Bağımlılık sürecinin daha çok ergenlik döneminde temellendirildiğini belirten İlhan, özellikle bu dönemde ebeveynlerin biraz daha dikkatli olması gerektiğine vurgu yaparak, “Bağımlılık daha çok tam adölesan dediğimiz 16-18 yaş aralığında temelleri atılan bir süreç. Tabi burada insanların direkt uyuşturucu ile başladığını söylemek güç. Bazen insanlar uyuşturucu ile başlamıyor. Yine Türk uyuşturucu araştırmalarından sonuçları sizler ile paylaşmak isterim. Örneğin çocuğun çevresindeki en yakın 3 ya da 5 arkadaşından bir tanesi uyuşturucu kullanıyor ise çocukta da risk artıyor. Ailede birisi uyuşturucu kullanıyorsa ya da evin içerisinde birlikte yaşadığı ev halkından birisi, mesela üniversite öğrencisi ise ve evdeki arkadaşlarından bir tanesi kullanıyorsa, çalışıyor ve oradaki arkadaşlarından birisi kullanıyorsa riskin arttığını söylemek mümkün. O yüzden bu süreçlerde özellikle çevrenin çok olumsuz etki yaptığını söyleyebiliriz” şeklinde konuştu. “Öncesinde alkol kullanım öyküsü veya tütün ve tütün ürünleri kullanım öyküsü yüksek”
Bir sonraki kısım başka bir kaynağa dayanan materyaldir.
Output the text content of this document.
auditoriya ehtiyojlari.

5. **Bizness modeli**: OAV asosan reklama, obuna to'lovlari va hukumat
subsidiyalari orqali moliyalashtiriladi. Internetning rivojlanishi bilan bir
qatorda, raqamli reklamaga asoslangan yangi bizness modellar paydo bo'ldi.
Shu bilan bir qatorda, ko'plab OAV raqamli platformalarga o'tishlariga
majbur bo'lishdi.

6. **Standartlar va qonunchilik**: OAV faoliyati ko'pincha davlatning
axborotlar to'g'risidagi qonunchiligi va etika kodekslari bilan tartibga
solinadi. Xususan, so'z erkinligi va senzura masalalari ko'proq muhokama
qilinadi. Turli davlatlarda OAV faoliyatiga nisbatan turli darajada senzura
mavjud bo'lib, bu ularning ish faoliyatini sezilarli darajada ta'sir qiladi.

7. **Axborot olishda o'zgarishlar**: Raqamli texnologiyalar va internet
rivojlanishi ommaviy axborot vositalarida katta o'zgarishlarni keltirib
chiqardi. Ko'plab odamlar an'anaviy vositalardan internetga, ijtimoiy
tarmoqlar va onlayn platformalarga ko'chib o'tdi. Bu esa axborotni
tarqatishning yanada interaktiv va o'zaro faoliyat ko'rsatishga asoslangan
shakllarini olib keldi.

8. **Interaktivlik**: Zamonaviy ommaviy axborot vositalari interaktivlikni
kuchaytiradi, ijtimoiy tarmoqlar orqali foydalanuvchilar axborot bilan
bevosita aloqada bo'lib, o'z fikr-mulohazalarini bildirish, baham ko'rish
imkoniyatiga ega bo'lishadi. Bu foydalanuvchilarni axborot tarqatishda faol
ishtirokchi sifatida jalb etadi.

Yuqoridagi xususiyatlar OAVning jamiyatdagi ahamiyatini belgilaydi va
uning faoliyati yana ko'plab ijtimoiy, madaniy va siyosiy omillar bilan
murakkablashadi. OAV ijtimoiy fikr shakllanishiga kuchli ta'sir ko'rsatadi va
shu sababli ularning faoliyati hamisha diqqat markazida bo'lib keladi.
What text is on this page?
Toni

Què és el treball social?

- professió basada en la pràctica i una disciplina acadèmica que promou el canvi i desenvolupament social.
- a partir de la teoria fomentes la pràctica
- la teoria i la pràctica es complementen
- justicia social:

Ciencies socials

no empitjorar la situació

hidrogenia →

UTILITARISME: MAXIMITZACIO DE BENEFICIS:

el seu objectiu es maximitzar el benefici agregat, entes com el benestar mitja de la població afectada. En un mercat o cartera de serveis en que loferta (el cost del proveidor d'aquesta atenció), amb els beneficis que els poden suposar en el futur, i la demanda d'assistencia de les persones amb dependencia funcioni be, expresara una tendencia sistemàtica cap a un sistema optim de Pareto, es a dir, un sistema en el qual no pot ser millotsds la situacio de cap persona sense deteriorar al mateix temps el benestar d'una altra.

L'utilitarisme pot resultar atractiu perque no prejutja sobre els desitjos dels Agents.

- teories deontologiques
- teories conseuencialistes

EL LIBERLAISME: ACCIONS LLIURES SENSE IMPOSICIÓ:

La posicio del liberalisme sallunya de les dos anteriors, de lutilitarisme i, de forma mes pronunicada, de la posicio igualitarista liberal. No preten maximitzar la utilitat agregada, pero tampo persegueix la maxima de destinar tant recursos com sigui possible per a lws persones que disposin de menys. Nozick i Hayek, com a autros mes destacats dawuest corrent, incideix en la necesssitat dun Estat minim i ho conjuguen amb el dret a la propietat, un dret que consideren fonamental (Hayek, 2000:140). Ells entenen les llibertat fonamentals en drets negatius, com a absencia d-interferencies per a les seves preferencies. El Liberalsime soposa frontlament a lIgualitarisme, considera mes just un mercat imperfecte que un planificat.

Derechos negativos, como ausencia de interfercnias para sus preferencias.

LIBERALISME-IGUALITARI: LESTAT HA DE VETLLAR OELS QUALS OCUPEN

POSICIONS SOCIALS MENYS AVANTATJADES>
Yapılan bilimsel araştırmalar ışığında uyuşturucu kullanımı ve bağımlılığı bulunan kişilerde ayrıca tütün ve alkol kullanım öyküsünün de tespit edildiğini belirten Prof. Dr. İlhan, “Uyuşturucu kullananların geçmişlerine bakıldığında, öncesinde alkol kullanım öyküsü veya öncesinde tütün ve tütün ürünleri yani sigara, sarma sigara, puro, pipo, nargile gibi ürünleri kullanmanın da uyuşturucu için risk oluşturabileceği bugün kanıtlanmış durumda. Şöyle ki uyuşturucu kullananlar kullanmayanlar ile kıyaslandığında, uyuşturucu kullananlarda tütün kullanım öyküsü, alkol kullanım öyküsü ya da hekim uyarısı olmadan, sakinleştirici veya uyarıcı ilaç kullanım öyküsünün çok yüksek olduğuna şahit oluyoruz. Bunların hepsi bizler için uyarıcı olmalı” dedi.
Prof. Dr. Mustafa Necmi İlhan ayrıca, “En önemli olan aslında insanların hiç uyuşturucuya başlamamaları. Yani taleple mücadele edilmesi ve uyuşturucunun özendirilmemesi. Bu konunun her şeyden öte olduğu inancındayım” ifadelerini kullandı.